Cal Poly’s Modern Languages and Literatures Department will show a series of German films for students interested in a deeper analysis of the culture.
“A Nation Through the Lens: Historic Events in German Film” will showcase 11 films Wednesdays 8 p.m. to 10 p.m. in the Fisher Science building, room 287. This year’s theme pertains to certain historical and political events within German history.
German department adviser Corinna Kahnke, with an academic background in modern German literature and culture, started the movie nights last year which reach out to all genres of film from love stories to horror.
“The films are a way to supplement the different German classes that I teach, in terms of language, literature and to get a feel for the culture and customs,” Kahnke said. “This is done in a pleasurable way by setting up such film nights.”
Students studying German are assigned three cultural events, and viewing one of the movies enables the student to complete the assignment, but also encourages a deeper learning environment, Kahnke said.
“The last couple of nights have been focusing on German history, and the last movie we saw pertained to Nazi propaganda, with a paragraph in English to explain the situation,” business sophomore Lauren Young said. “It was very educational and gives me the chance to learn about a new culture in an aspect that I’d never heard of before.”
Young, who is pursuing a German minor, said the movie nights offer an out-of-classroom experience.
“It helps me because the movies are in German, and then there’s English subtitles, so I get to hear phrases that reiterates the German language for me,” Young said.
Kahnke’s German culutre, titled “From Flappers to Facists: Weimar Republic Germany” inspired this year’s movie night theme.

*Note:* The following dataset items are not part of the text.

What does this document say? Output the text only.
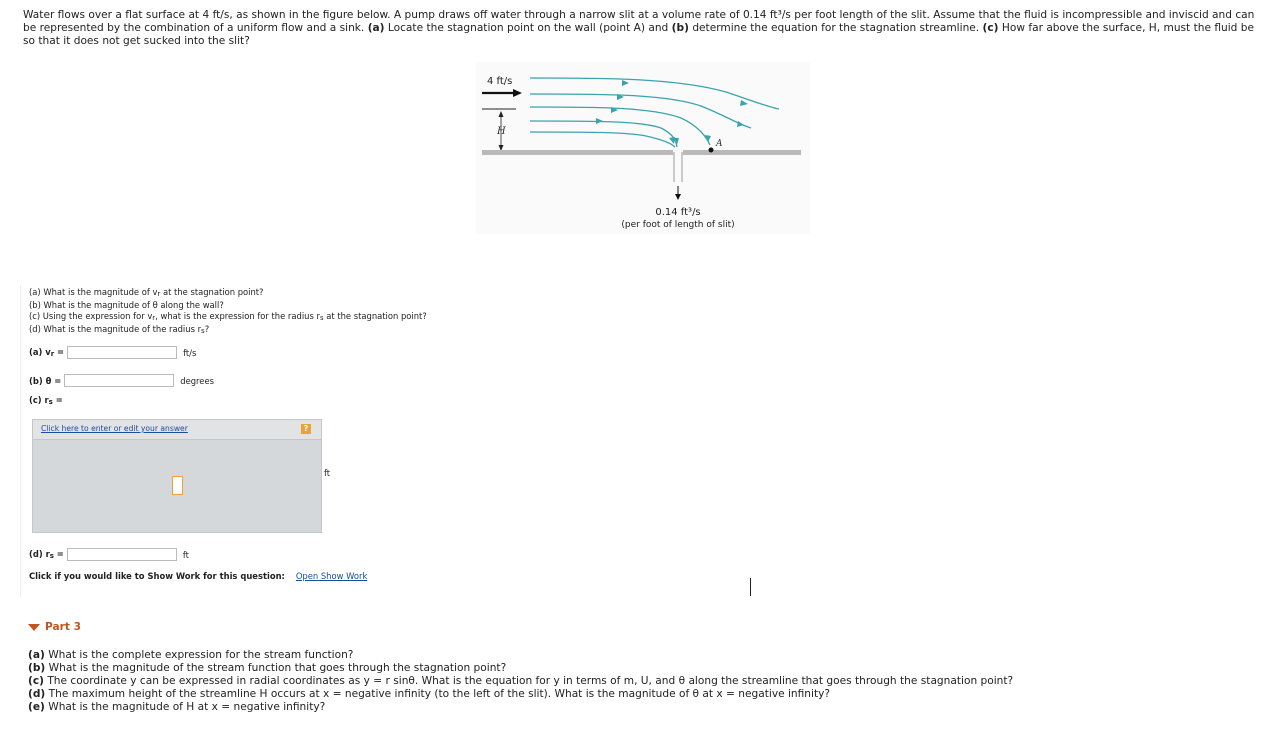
Water flows over a flat surface at 4 ft/s, as shown in the figure below. A pump draws off water through a narrow slit at a volume rate of 0.14 ft³/s per foot length of the slit. Assume that the fluid is incompressible and inviscid and can be represented by the combination of a uniform flow and a sink. (a) Locate the stagnation point on the wall (point A) and (b) determine the equation for the stagnation streamline. (c) How far above the surface, H, must the fluid be so that it does not get sucked into the slit?
4 ft/s
H
A
0.14 ft³/s
(per foot of length of slit)
(a) What is the magnitude of $v_r$ at the stagnation point?
(b) What is the magnitude of θ along the wall?
(c) Using the expression for $v_r$, what is the expression for the radius $r_s$ at the stagnation point?
(d) What is the magnitude of the radius $r_s$?
(a) $v_r$ =	ft/s
(b) θ =	degrees
(c) $r_s$ =
Click here to enter or edit your answer	?
ft
(d) $r_s$ =	ft
Click if you would like to Show Work for this question: Open Show Work
Part 3
(a) What is the complete expression for the stream function?
(b) What is the magnitude of the stream function that goes through the stagnation point?
(c) The coordinate y can be expressed in radial coordinates as y = r sinθ. What is the equation for y in terms of m, U, and θ along the streamline that goes through the stagnation point?
(d) The maximum height of the streamline H occurs at x = negative infinity (to the left of the slit). What is the magnitude of θ at x = negative infinity?
(e) What is the magnitude of H at x = negative infinity?
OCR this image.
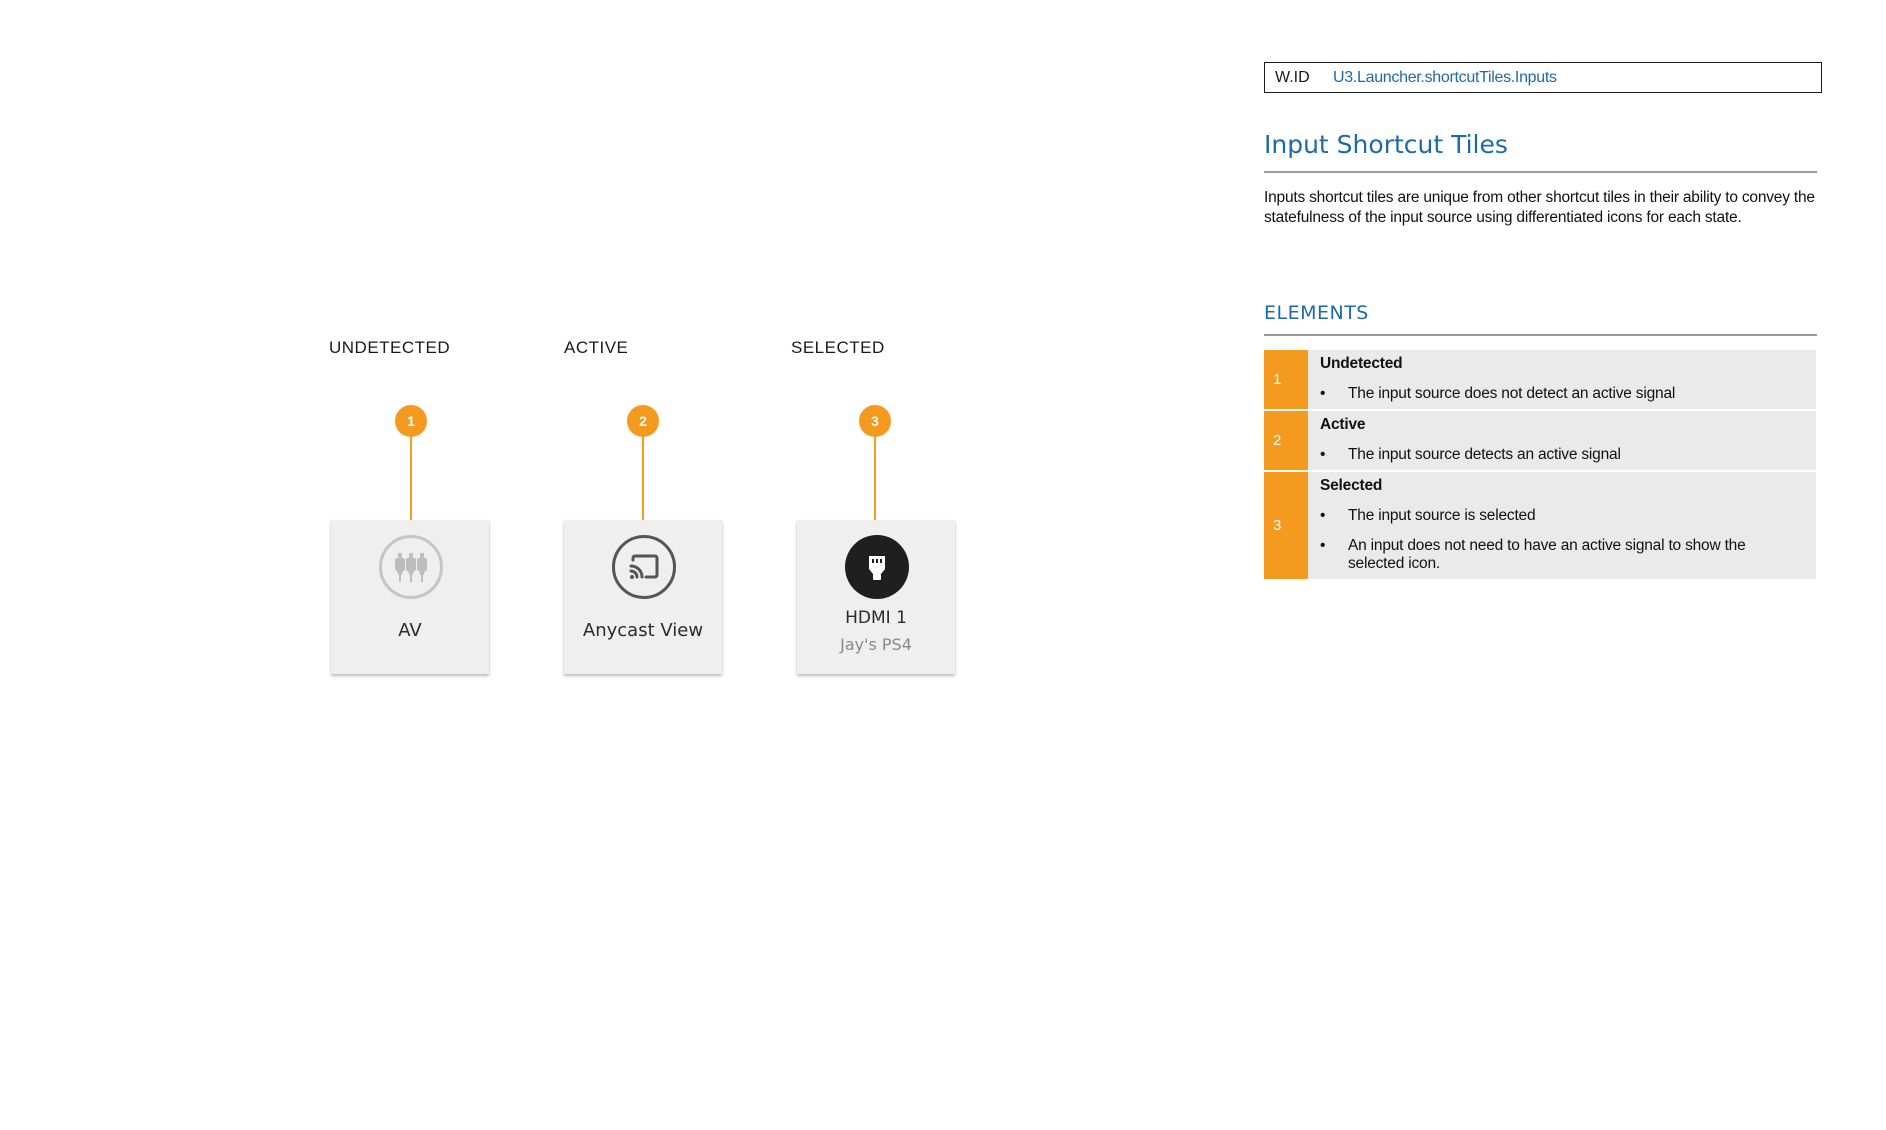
UNDETECTED	ACTIVE	SELECTED
1	2	3
AV	Anycast View
HDMI 1
Jay's PS4
W.ID	U3.Launcher.shortcutTiles.Inputs
Input Shortcut Tiles
Inputs shortcut tiles are unique from other shortcut tiles in their ability to convey the statefulness of the input source using differentiated icons for each state.
ELEMENTS
1
Undetected
•	The input source does not detect an active signal
2
Active
•	The input source detects an active signal
3
Selected
•	The input source is selected
•	An input does not need to have an active signal to show the selected icon.
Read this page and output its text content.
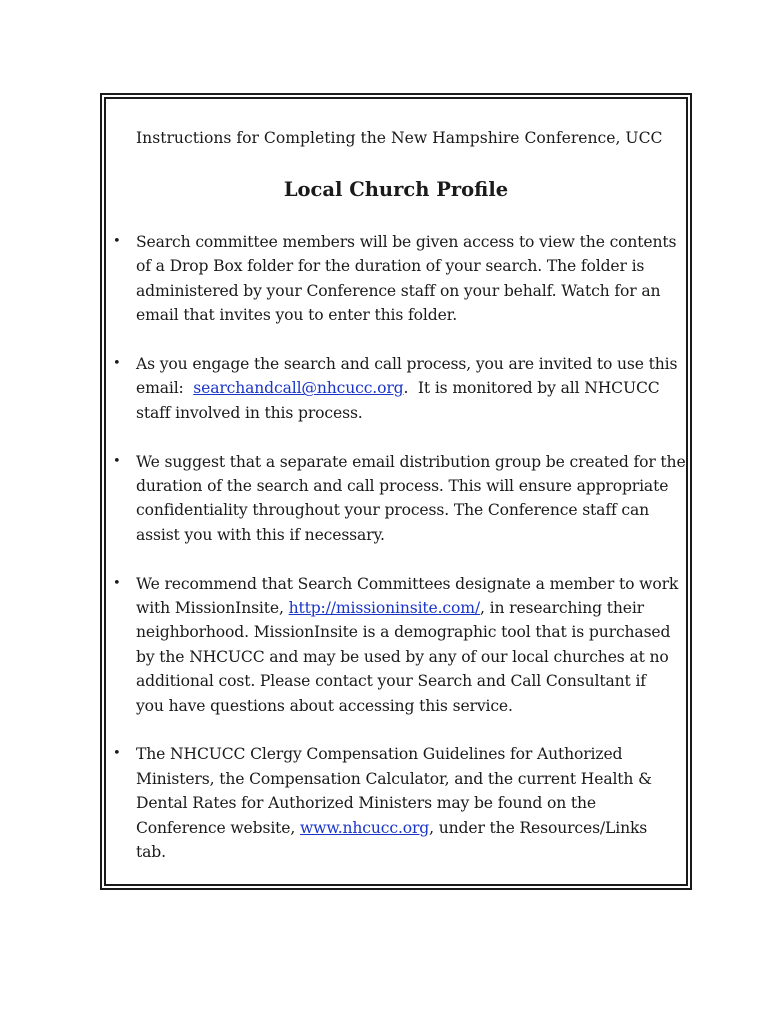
Instructions for Completing the New Hampshire Conference, UCC

Local Church Profile
• Search committee members will be given access to view the contents
of a Drop Box folder for the duration of your search. The folder is
administered by your Conference staff on your behalf. Watch for an
email that invites you to enter this folder.
• As you engage the search and call process, you are invited to use this
email:  searchandcall@nhcucc.org.  It is monitored by all NHCUCC
staff involved in this process.
• We suggest that a separate email distribution group be created for the
duration of the search and call process. This will ensure appropriate
confidentiality throughout your process. The Conference staff can
assist you with this if necessary.
• We recommend that Search Committees designate a member to work
with MissionInsite, http://missioninsite.com/, in researching their
neighborhood. MissionInsite is a demographic tool that is purchased
by the NHCUCC and may be used by any of our local churches at no
additional cost. Please contact your Search and Call Consultant if
you have questions about accessing this service.
• The NHCUCC Clergy Compensation Guidelines for Authorized
Ministers, the Compensation Calculator, and the current Health &
Dental Rates for Authorized Ministers may be found on the
Conference website, www.nhcucc.org, under the Resources/Links
tab.
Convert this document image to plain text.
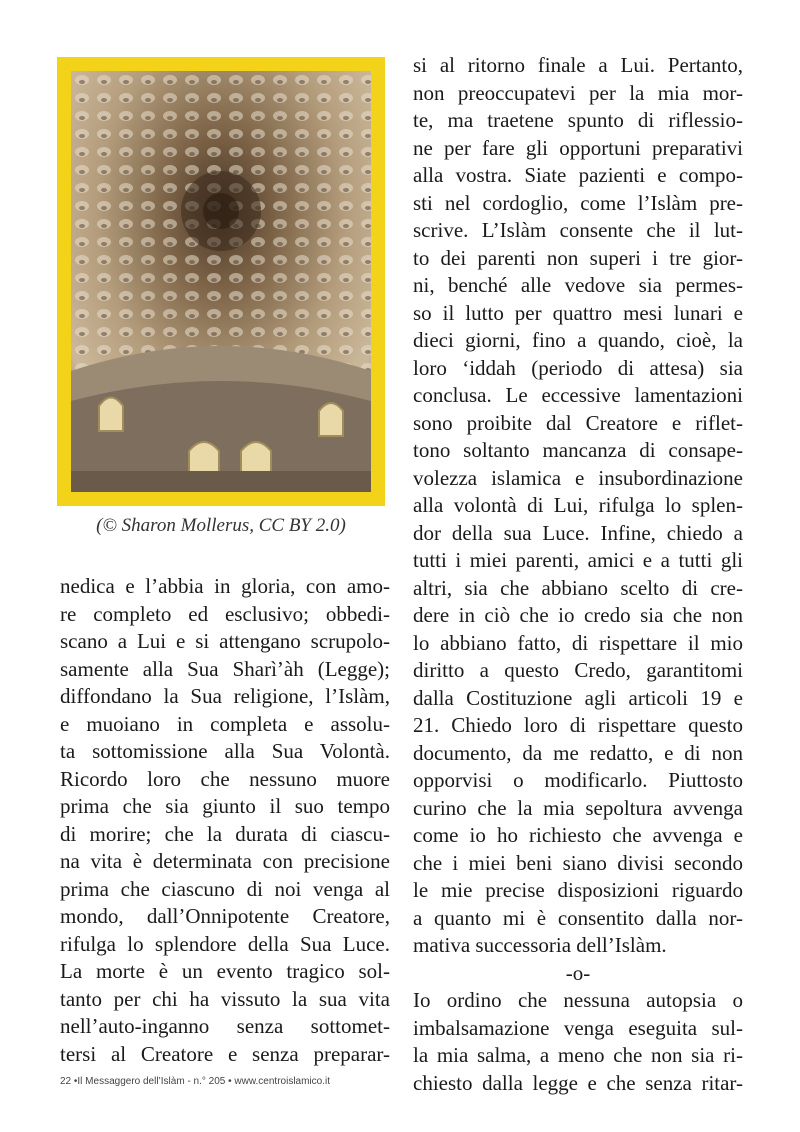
(© Sharon Mollerus, CC BY 2.0)
nedica e l’abbia in gloria, con amo-
re completo ed esclusivo; obbedi-
scano a Lui e si attengano scrupolo-
samente alla Sua Sharì’àh (Legge);
diffondano la Sua religione, l’Islàm,
e muoiano in completa e assolu-
ta sottomissione alla Sua Volontà.
Ricordo loro che nessuno muore
prima che sia giunto il suo tempo
di morire; che la durata di ciascu-
na vita è determinata con precisione
prima che ciascuno di noi venga al
mondo, dall’Onnipotente Creatore,
rifulga lo splendore della Sua Luce.
La morte è un evento tragico sol-
tanto per chi ha vissuto la sua vita
nell’auto-inganno senza sottomet-
tersi al Creatore e senza preparar-
si al ritorno finale a Lui. Pertanto,
non preoccupatevi per la mia mor-
te, ma traetene spunto di riflessio-
ne per fare gli opportuni preparativi
alla vostra. Siate pazienti e compo-
sti nel cordoglio, come l’Islàm pre-
scrive. L’Islàm consente che il lut-
to dei parenti non superi i tre gior-
ni, benché alle vedove sia permes-
so il lutto per quattro mesi lunari e
dieci giorni, fino a quando, cioè, la
loro ‘iddah (periodo di attesa) sia
conclusa. Le eccessive lamentazioni
sono proibite dal Creatore e riflet-
tono soltanto mancanza di consape-
volezza islamica e insubordinazione
alla volontà di Lui, rifulga lo splen-
dor della sua Luce. Infine, chiedo a
tutti i miei parenti, amici e a tutti gli
altri, sia che abbiano scelto di cre-
dere in ciò che io credo sia che non
lo abbiano fatto, di rispettare il mio
diritto a questo Credo, garantitomi
dalla Costituzione agli articoli 19 e
21. Chiedo loro di rispettare questo
documento, da me redatto, e di non
opporvisi o modificarlo. Piuttosto
curino che la mia sepoltura avvenga
come io ho richiesto che avvenga e
che i miei beni siano divisi secondo
le mie precise disposizioni riguardo
a quanto mi è consentito dalla nor-
mativa successoria dell’Islàm.
-o-
Io ordino che nessuna autopsia o
imbalsamazione venga eseguita sul-
la mia salma, a meno che non sia ri-
chiesto dalla legge e che senza ritar-
22 •Il Messaggero dell’Islàm - n.° 205 • www.centroislamico.it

“The films provide a wider look at German history, and range in depiction from a film we screened titled ‘Comedian Harmonists’ which were the first German boy band,” Kahnke said. “Other films pertain specifically to the modern 20th century.”
The films are screened based on the connection with the courses Kahnke teaches, but he urges students from all majors interested in German culture to participate in these movie nights, even if just to practice listening to the language while looking through the eyes of German filmmakers.
“Students have been very interested, and most of them will be from German classes, or from the other language departments,” Kahnke said. “People want to get a feel for European cinema, versus the Hollywood cinema that one is used to.”
Movies will include 2007 Oscar winner “The Lives of Others” and 2003 Golden Globe nominee, “Good Bye Lenin!”
The movie nights began Jan. 14, but six viewings remain and everyone is welcome to join each screening. The next movie night is Feb. 18, showing “Legend of Rita” about a radical West German terrorist who abandons the revolution and settles in East Germany.
“We learn a lot in the classroom, but you get to learn a lot about the German culture that we would have never been able to cover,” Young said. “These movies really open new doors that I would have never heard of.”